Ein 15-Jähriger wird in einer Arztpraxis mit dem Serum von Biontech/Pfizer geimpft.
von Alexander Pausch Kontakt Profil
Kommentar

Wie so häufig während der Corona-Pandemie vermischen sich auch in der Debatte über das Impfen von Kindern und Jugendlichen im Alter von 12 bis 17 Jahren wissenschaftliche und politische Argumente. Klar ist: Bislang empfiehlt die Ständige Impfkommission (Stiko) das Impfen in dieser Altersgruppe nur in bestimmten Fällen. Sie hat es aber auch nicht verboten. Daher können sich Kinder impfen lassen, wenn sie das wünschen und deren Eltern das unterstützen.

Gut möglich auch, dass die Stiko ihre Empfehlung ändert.
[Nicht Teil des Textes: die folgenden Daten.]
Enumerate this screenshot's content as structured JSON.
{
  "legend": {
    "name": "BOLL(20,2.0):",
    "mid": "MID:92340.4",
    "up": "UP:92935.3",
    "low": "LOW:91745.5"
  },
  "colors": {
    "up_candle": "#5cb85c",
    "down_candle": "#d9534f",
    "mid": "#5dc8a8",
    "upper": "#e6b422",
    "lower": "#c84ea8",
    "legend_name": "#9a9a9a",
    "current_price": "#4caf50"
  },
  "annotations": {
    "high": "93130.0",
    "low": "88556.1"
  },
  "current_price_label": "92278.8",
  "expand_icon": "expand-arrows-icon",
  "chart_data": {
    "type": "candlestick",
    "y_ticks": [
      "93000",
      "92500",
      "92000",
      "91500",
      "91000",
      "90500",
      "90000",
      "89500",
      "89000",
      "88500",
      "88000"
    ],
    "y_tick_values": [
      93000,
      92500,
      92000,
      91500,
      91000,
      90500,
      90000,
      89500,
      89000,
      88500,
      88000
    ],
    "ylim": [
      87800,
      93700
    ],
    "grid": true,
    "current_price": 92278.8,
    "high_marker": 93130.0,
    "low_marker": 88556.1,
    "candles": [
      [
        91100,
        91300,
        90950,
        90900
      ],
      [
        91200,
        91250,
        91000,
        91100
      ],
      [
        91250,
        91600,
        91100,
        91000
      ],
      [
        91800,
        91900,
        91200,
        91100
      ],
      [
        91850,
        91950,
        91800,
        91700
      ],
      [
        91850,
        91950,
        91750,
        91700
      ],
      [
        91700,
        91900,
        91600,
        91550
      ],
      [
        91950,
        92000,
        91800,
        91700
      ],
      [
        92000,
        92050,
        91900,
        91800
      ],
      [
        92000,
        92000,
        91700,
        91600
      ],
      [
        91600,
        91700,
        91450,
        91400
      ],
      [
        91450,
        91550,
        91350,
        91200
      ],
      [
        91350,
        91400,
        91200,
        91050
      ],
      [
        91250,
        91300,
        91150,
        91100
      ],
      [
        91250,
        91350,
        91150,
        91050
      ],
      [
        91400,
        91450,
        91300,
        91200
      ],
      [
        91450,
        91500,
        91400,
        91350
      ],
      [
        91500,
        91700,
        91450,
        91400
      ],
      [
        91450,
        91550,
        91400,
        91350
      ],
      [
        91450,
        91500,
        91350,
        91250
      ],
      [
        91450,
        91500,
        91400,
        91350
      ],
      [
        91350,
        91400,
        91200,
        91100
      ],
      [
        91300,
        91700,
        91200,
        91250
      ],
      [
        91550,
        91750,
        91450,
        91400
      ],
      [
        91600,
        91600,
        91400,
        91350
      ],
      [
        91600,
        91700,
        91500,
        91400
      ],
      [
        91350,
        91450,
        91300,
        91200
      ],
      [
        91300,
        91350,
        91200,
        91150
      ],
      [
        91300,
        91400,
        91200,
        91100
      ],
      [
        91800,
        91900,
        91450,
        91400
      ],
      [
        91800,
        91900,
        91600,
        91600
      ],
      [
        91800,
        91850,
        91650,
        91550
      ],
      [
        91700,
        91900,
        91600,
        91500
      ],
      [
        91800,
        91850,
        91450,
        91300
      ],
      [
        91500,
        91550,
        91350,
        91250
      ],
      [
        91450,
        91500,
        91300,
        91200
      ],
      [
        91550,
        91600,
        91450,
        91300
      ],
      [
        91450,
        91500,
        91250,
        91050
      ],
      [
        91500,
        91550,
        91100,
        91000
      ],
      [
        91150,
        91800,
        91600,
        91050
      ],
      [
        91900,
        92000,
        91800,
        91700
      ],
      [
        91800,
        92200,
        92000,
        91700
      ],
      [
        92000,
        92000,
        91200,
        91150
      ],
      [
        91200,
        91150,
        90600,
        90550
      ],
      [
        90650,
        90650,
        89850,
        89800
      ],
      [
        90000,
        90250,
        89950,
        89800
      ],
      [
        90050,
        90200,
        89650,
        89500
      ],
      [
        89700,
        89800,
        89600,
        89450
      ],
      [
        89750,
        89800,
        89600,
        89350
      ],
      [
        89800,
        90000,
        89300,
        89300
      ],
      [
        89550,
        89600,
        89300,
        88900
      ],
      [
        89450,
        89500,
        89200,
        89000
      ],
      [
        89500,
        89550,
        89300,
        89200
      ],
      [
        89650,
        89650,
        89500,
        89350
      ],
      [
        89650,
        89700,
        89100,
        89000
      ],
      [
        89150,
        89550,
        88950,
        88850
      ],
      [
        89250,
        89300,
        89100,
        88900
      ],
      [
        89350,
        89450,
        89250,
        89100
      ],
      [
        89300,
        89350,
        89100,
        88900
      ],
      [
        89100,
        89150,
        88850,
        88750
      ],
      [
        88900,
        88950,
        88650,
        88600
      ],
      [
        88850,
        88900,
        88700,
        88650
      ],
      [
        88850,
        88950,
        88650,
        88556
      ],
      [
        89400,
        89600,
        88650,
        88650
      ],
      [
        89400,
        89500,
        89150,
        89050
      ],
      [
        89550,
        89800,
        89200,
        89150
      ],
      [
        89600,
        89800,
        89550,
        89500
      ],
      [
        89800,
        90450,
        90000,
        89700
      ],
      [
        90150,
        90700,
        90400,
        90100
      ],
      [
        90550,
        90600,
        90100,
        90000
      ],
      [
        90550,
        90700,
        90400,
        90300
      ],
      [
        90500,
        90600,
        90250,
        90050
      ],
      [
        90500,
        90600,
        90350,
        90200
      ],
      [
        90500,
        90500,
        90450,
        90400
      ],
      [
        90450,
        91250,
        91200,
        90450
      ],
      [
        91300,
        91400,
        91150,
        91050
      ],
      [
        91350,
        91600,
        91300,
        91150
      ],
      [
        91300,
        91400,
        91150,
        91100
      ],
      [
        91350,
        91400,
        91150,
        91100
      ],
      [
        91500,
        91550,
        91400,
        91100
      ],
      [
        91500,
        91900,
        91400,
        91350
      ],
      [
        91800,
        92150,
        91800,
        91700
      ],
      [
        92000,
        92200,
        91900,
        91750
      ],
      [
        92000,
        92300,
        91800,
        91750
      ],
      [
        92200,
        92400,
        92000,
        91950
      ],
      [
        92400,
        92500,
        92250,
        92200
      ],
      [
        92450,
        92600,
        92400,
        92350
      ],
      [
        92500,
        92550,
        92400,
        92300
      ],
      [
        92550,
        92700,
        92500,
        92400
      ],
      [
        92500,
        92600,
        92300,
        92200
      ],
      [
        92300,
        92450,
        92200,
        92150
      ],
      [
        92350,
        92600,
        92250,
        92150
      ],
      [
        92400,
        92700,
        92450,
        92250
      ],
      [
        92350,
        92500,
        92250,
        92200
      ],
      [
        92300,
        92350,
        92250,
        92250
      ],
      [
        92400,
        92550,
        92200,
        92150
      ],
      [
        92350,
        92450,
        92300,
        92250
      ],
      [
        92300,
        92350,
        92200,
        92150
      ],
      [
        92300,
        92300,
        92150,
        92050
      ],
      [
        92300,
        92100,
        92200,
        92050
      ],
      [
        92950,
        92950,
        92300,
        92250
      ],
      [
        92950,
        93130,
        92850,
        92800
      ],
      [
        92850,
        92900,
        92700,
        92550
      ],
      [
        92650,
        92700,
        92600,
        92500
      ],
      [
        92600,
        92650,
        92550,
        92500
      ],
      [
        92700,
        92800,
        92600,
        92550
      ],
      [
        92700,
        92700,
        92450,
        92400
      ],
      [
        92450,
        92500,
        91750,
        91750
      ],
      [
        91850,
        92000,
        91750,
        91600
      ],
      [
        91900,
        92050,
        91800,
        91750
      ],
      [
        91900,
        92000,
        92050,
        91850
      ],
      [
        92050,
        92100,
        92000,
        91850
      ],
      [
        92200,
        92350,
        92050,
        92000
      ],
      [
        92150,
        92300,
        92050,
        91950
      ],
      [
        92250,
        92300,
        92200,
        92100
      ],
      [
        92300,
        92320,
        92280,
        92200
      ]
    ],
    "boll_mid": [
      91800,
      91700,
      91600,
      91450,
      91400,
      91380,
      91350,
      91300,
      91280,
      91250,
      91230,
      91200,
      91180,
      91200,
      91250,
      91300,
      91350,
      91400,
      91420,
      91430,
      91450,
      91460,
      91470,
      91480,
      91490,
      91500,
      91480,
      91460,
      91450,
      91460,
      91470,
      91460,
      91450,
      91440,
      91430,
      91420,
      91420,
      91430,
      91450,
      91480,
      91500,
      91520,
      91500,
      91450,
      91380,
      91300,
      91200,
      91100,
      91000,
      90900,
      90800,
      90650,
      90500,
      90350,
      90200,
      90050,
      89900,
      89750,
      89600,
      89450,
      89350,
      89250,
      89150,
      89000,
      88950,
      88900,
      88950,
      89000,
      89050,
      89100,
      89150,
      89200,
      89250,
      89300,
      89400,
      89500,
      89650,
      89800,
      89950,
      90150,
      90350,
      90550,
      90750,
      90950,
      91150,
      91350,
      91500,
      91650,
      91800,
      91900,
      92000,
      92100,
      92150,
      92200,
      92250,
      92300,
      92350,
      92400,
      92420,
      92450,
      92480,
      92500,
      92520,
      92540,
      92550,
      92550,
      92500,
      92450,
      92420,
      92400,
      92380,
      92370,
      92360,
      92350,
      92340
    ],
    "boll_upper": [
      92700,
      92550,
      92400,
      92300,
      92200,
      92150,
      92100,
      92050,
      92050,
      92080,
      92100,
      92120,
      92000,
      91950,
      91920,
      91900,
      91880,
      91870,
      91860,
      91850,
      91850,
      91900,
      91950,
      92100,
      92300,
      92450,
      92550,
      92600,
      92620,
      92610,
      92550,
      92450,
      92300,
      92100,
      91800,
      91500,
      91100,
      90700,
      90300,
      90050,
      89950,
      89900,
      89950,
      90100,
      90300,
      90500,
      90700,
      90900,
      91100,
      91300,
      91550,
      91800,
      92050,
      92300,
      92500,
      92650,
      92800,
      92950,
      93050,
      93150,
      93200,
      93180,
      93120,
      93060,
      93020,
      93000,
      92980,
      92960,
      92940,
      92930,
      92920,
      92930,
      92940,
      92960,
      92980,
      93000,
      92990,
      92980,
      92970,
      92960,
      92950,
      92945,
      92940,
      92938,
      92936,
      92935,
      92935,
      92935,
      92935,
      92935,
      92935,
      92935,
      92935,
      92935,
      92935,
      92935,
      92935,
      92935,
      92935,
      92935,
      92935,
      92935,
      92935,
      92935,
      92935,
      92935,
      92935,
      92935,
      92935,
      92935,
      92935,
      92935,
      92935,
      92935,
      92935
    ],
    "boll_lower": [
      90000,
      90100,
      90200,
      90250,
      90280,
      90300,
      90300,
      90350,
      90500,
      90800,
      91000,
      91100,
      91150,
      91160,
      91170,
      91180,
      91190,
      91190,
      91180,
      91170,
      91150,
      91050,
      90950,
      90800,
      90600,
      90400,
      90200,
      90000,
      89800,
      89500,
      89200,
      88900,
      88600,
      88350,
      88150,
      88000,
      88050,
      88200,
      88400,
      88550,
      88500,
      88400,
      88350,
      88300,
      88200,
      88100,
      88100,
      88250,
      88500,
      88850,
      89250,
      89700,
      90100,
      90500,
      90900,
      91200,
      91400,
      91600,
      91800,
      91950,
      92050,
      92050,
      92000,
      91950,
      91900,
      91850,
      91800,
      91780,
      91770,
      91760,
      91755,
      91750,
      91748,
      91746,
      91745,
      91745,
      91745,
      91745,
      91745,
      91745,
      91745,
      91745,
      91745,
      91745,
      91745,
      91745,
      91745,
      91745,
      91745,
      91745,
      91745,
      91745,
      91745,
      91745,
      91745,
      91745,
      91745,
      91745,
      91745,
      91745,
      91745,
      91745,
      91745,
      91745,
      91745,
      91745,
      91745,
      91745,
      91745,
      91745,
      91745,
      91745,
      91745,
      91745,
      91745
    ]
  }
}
In den USA und in Israel gibt es Studien, die darauf hinweisen, dass Kinder von der Impfung einen Vorteil haben. Darum geht es. Das sollten auch Politiker verstehen, die meinen, der Stiko Ratschläge geben zu müssen.

Wenn Politiker überzeugt sind, dass es angesichts der 4. Welle wichtig ist, Kinder und Jugendliche zu impfen, sollten sie dafür werben. Wichtiger aber wäre, sie würden endlich jene in die Pflicht nehmen, die sich verweigern. Angesichts einer Quote von gerademal 50,3 Prozent vollständig Geimpfter in Bayern ist es notwendig zu fragen, ob wirklich alle verstanden haben, dass es auf ihren Beitrag ankommt, die Kinder zu schützen. Seit eineinhalb Jahren üben Kinder und Jugendliche Solidarität. Nun haben sie Solidarität verdient.